There was nothing to do now. What was done was done. He was glad he hadn’t gone to the police to find her. If they didn’t know, it would keep the thing out of the papers for a little time, and the two of them might come back. There was only that crazy old woman in the parsonage who need be feared; it was impossible to imagine what she might do. He hadn’t really thought of her until now, and, as he walked through the rain, up the hill again, to his mother’s house, her horrid image kept returning to him as she stood in her greasy dressing-gown screaming at him in triumph, “I knew it would happen some day. I always told him he’d do it!”
He thought, “I never knew it was as bad as that. No one knew.” It seemed to him that God would forgive a man any sin who must have suffered as the Reverend Castor.
He was no longer conscious of the downpour, for he was already as wet as if he had jumped into the brook, and as he walked, all the deadly sickness of reaction began to sweep over him. He was tired suddenly, so tired that he could have lain down in the streaming gutter in peace; the whole thing seemed suddenly to lose all its quality of the extraordinary. In his weariness it seemed quite a usual experience that a man should be searching the Town for a wife who had run away with the preacher. It was as if the thing hadn’t happened to himself, but as if he saw it from a great distance, or had heard it told him as a story. To-morrow (he thought), or the next day, they would be telling it everywhere in the Town, in every cigar-store and poolroom, about the stove at McTavish’s undertaking parlors. They would hear of it even in Hennessey’s saloon. All at once a sudden flash of memory returned to him—of Hennessey standing above him, saying, “Run along home to your Ma like a good little boy. Tell her not to let her little tin Jesus come back to Hennessey’s place, if she don’t want him messed up too much to be a good missionary ... I don’t want to be mixed up with that hell-cat.”

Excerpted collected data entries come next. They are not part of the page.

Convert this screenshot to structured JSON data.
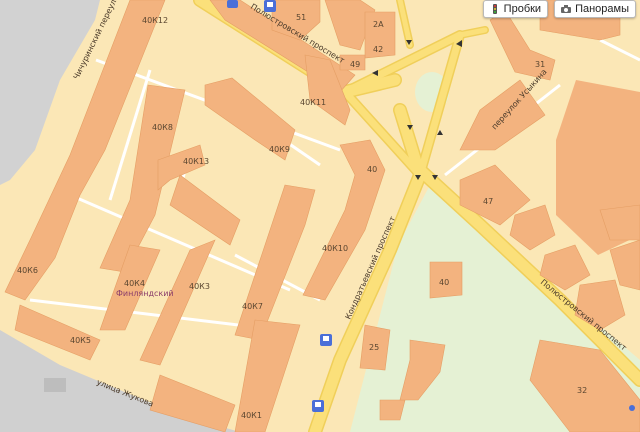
{
  "streets": {
    "poliustrovsky_top": "Полюстровский проспект",
    "poliustrovsky_bottom": "Полюстровский проспект",
    "kondratyevsky": "Кондратьевский проспект",
    "chichurinsky": "Чичуринский переулок",
    "usykina": "переулок Усыкина",
    "zhukova": "улица Жукова"
  },
  "district": "Финляндский",
  "buildings": {
    "b51": "51",
    "b2a": "2А",
    "b42": "42",
    "b49": "49",
    "b31": "31",
    "b40k12": "40К12",
    "b40k8": "40К8",
    "b40k13": "40К13",
    "b40k9": "40К9",
    "b40k11": "40К11",
    "b40": "40",
    "b40k6": "40К6",
    "b40k4": "40К4",
    "b40k3": "40К3",
    "b40k7": "40К7",
    "b40k10": "40К10",
    "b40k5": "40К5",
    "b40k1": "40К1",
    "b47": "47",
    "b40park": "40",
    "b25": "25",
    "b32": "32"
  },
  "toolbar": {
    "traffic_label": "Пробки",
    "traffic_icon": "traffic-light-icon",
    "panoramas_label": "Панорамы",
    "panoramas_icon": "camera-icon"
  },
  "colors": {
    "background": "#fbe7b6",
    "building": "#f3b37f",
    "road": "#fbe07a",
    "park": "#e6f1d5",
    "industrial": "#cfcfcf",
    "bus_stop": "#4a6fd8"
  }
}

In that queer mood of slackness, he was certain now of only one thing—that he could stay no longer in the same Town where Naomi and the Reverend Castor had lived, where Giulia Rizzo had been killed, where that pathetic uprising of workmen asking justice had been beaten down. He couldn’t stay any longer in the same place with his own father. He wanted to go away, to the other side of the earth. Any place, even the savage, naked jungle at Megambo was less cruel than this black and monstrous Town.
At the slate-colored house he hammered on the door for twenty minutes without getting any answer, and at last he went to the side of the house and tossed stones against the window behind which his mother and father were passing what Mabelle called “a second honeymoon.” After a moment a head appeared at the window, and his mother’s voice asked, “Who’s there? For God’s sake, what’s the matter?”
“It’s Philip ... let me in!”
She opened the door to him in her outing-flannel gown and a flowered wrapper which he had never seen her wear before. It was, he supposed, a best wrapper which she had kept against the homecoming she had awaited for years. Her head was covered coquettishly by a pink boudoir cap trimmed with lace. As he closed the door behind him, she said, “For God’s sake, Philip. What’s the matter? Have you gone crazy?”
He smiled at her, but it was a horrible smile, twisted and bitter, and born of old memories come alive, and of a disgust at the sight of the flowered wrapper and the coquettish lace cap. “No, I’m not crazy this time—though I’ve a right to be. It’s about Naomi ... she’s run away....”
“What do you mean?”
“And she hasn’t gone alone. She’s run away with the Reverend Castor.”